Wine-food science 10-7-2015

Wine is enjoyable for many reasons. In addition to regaling your palate, when sipped with friends wine lubricates conversation, promotes bonhomie and arouses warm feelings about the world in general. Wine drinkers appreciate all those good things.

Now, thanks to the Indiana University School of Medicine, where scientists observed non-vegetarian, non-smoking women eating food, hard science reveals wine/alcohol makes food smell and taste better and aids in digestion.
This being a med school experiment, there were elements clearly weird by normal people standards. In the first test, the women tasting food were injected with alcohol. In the second, they were injected with saline placebo.
There apparently was no data collected about how being shot up with unknown substances before eating affects things, but whatever. These were willing subjects, and this is science.
Researchers studied injected eaters with fMRI scans when they were offered lunch. When injected with alcohol, subjects enjoyed food smells more and ate more food.

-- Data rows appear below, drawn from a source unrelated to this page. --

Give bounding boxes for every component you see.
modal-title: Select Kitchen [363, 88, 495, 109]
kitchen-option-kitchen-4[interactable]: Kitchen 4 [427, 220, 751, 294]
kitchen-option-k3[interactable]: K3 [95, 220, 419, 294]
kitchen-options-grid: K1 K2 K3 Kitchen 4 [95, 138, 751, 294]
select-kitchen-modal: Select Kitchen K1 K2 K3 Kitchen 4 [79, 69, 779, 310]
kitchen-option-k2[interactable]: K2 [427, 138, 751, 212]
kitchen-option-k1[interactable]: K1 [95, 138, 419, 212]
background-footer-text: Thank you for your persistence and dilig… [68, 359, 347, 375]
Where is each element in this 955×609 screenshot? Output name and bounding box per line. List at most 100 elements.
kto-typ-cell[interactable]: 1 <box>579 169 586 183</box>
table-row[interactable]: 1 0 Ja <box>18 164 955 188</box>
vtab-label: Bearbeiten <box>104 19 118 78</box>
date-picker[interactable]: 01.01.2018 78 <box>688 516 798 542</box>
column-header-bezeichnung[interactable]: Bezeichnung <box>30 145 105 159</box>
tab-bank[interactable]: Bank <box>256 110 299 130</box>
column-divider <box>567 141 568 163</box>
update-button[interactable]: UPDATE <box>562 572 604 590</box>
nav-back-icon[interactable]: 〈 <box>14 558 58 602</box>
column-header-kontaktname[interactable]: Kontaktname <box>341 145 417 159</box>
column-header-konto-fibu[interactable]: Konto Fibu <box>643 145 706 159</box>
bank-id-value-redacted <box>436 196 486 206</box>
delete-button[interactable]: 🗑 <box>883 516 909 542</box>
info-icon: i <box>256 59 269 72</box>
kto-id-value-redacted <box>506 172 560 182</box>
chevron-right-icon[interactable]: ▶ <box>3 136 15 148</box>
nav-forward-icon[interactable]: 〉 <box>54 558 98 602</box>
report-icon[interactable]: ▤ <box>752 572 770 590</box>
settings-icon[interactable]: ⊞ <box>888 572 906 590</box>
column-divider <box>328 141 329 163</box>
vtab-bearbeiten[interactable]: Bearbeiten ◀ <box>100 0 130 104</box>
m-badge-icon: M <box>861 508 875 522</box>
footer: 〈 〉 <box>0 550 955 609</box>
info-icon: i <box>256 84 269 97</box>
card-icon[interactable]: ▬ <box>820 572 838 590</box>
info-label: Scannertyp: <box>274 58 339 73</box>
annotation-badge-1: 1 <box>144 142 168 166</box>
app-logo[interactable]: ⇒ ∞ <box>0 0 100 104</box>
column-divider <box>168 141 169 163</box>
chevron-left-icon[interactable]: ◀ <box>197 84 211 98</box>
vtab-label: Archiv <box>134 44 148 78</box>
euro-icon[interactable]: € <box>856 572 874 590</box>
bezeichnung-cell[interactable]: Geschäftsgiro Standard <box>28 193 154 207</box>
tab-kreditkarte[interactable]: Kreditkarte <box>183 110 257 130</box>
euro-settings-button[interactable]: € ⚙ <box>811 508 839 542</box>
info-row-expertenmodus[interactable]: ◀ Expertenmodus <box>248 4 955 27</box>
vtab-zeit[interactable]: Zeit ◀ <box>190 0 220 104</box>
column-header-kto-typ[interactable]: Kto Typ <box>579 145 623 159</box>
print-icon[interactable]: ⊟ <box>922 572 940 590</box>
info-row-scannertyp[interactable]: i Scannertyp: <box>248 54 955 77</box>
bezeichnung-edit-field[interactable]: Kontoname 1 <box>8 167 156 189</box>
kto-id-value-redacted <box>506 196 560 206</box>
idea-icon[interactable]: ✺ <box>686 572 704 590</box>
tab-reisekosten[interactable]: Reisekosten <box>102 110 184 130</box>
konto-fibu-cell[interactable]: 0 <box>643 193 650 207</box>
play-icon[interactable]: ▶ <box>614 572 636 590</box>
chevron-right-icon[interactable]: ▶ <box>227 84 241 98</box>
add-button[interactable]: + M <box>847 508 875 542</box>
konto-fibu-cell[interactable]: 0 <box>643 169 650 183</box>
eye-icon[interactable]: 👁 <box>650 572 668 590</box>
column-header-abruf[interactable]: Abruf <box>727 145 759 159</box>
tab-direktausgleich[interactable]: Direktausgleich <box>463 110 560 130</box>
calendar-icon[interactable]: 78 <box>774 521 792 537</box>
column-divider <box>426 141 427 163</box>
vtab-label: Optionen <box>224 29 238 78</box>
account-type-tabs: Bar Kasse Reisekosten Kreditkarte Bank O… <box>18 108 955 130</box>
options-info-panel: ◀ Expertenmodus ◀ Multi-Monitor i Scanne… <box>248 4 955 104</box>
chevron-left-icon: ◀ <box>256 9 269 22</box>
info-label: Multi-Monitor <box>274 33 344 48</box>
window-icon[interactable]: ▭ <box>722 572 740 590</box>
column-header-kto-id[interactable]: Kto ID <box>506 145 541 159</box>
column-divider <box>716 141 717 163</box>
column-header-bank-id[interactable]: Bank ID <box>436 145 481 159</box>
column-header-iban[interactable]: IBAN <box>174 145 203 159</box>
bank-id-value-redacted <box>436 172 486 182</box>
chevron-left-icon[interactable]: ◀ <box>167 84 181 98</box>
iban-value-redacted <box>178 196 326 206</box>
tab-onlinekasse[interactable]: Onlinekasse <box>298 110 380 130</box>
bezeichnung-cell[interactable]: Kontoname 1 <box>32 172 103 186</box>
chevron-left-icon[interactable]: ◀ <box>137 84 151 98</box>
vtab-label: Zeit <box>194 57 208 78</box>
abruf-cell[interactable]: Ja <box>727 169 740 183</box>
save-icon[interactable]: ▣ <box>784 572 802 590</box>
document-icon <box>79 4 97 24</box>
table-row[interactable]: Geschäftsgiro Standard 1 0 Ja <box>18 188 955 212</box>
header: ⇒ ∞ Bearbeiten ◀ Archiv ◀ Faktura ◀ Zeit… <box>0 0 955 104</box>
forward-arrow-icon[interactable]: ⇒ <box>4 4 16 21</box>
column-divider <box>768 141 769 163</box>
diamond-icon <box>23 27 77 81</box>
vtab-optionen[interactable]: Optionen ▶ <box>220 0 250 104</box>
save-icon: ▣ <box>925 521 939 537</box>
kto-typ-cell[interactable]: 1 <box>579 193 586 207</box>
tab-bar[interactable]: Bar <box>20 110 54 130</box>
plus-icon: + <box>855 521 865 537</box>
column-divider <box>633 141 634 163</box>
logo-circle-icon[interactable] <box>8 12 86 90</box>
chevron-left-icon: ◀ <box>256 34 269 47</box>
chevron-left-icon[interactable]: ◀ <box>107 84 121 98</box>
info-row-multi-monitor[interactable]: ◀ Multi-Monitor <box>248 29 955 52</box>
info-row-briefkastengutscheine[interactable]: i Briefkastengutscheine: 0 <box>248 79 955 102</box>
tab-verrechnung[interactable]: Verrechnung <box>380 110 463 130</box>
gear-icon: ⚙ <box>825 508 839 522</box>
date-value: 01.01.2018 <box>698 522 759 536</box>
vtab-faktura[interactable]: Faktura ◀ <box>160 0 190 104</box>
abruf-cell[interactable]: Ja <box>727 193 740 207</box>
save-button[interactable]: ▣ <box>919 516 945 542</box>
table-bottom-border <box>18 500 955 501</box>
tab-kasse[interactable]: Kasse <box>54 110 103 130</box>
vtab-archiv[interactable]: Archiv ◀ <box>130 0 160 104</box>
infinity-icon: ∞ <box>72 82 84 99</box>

Alcohol-injected women were particularly responsive in the hypothalamus—the part of your brain in charge of metabolic processing, the conversion of food into energy.
Researchers assert they discovered roots of the “aperitif phenomenon”—alcohol before a meal whets the appetite and makes ensuing repast more entertaining. Not to mention it helps make your boorish uncle sufferable.
Thank you Indiana University for confirming what most of us already knew, although I am less enchanted with getting my wine fix through needle injections. In any event, next time you pour wine you can authoritatively assert the Indiana School of Medicine scientifically proved you are doing this to make the meal smell and taste better and to promote more efficient metabolism.
Tasting notes:
• 14 Hands Hot to Trot Red Blend Columbia Valley 2013: Nice commodity wine for the money, as evidenced by its stampeding success. $8-11
• J. Lohr Seven Oaks Paso Robles Cabernet Sauvignon 2013: Well done, very nice wine at very nice price. $15-17
• Tait Wines The Ball Buster Barossa Valley 2012: Big Aussie pour wine writers adore: Parker 11 straight years of 90-plus points; Wine Spectator, Natalie MacLean, 90 points. $18-22
Last round: I love French wine. I am not a wino. I am a wineaux.